Crazy Brave
Posted: September 24, 2021 Filed under: Books Leave a commentCrazy Brave: A Memoir
Joy Harjo
W. W. Norton & Company (July 9, 2012), 173 pages
Kindle edition $8.52, Amazon hardcover $13.99
Joy Harjo is the first Native American to serve as Poet Laureate of the United States, and the Librarian of Congress appointed her to a third term in November 2020. Her latest book, Poet Warrior, has just been published. The current volume, published in 2012, only covers her early years. Although she received an MFA from the renowned Iowa Writers’ Workshop, she does not write about that experience in Crazy Brave. This memoir ends with her undergraduate days in New Mexico. You can read about her Iowa experience in We Wanted to Be Writers, a book of interviews with participants in the program.
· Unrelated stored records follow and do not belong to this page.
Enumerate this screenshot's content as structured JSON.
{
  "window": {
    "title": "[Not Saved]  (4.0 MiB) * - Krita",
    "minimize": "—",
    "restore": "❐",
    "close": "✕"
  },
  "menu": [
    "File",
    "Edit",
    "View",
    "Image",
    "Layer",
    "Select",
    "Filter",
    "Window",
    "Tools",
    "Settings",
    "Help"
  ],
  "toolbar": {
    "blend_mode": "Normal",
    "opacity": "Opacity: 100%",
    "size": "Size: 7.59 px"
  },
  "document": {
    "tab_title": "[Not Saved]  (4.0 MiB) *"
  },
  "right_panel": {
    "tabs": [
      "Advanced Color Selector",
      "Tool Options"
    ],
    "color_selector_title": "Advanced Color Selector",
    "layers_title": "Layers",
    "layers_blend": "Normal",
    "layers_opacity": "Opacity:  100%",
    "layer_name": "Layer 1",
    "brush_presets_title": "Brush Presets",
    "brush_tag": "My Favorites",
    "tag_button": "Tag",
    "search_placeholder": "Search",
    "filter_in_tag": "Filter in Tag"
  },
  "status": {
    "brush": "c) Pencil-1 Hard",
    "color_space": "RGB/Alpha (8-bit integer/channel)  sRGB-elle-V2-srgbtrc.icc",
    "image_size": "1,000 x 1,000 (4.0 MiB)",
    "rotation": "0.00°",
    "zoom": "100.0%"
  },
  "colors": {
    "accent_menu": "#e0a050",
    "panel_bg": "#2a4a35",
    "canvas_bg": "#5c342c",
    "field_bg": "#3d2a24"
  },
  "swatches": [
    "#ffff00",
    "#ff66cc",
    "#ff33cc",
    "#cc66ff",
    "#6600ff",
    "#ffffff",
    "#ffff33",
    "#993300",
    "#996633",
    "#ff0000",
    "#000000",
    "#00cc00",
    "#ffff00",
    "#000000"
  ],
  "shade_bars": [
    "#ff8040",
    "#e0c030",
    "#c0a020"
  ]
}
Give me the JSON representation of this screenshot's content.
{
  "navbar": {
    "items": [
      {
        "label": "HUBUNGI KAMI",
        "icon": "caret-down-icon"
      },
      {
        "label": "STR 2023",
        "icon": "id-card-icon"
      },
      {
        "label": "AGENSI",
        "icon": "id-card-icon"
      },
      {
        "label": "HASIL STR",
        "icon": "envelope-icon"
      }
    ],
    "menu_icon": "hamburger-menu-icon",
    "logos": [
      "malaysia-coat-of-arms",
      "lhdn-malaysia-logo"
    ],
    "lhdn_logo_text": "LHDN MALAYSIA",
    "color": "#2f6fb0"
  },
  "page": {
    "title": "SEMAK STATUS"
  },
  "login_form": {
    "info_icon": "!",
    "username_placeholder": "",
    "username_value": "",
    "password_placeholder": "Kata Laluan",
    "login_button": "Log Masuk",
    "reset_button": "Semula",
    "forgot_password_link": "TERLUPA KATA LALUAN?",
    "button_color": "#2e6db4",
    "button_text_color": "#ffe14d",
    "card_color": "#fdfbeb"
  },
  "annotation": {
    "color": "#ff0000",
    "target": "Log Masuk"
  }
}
Harjo did not have it easy as a child or young adult. She grew up in Oklahoma. Her mother divorced her father (both Native Americans) for his wayward activities and married a white man who was cruel and controlling. The author was fortunate to be able to get away to a school of the arts for Native Americans in New Mexico. However, she found herself pregnant by her boyfriend at the school. He was a poor father and like Harjo’s father a philanderer as well. She later became involved with a poet with whom she had a daughter. He was an alcoholic and abusive. She finally got the nerve to leave him.
If all this sounds rather depressing, it is. At the same time Harjo writes about her mother’s love, her creative work at the school for the arts, the support of her teachers, and the friendships she developed in tough times.
Harjo’s writing alone makes this book worth reading. Harjo tells of being tested for polio as a child. She says that the doctors eventually concluded that she didn’t have polio. The author goes on to write about dreams involving alligators. Then Harjo says:
I believe now that I had the beginnings of polio. The alligators took it away. It is possible. This world is mysterious.
Similarly, writing about the father of her son she tells us, “His father had abandoned the family and he had no father-map.”
The book concludes with her discovery of her ability to write poetry. It is an ending filled with hope, and we know about her successful career since then.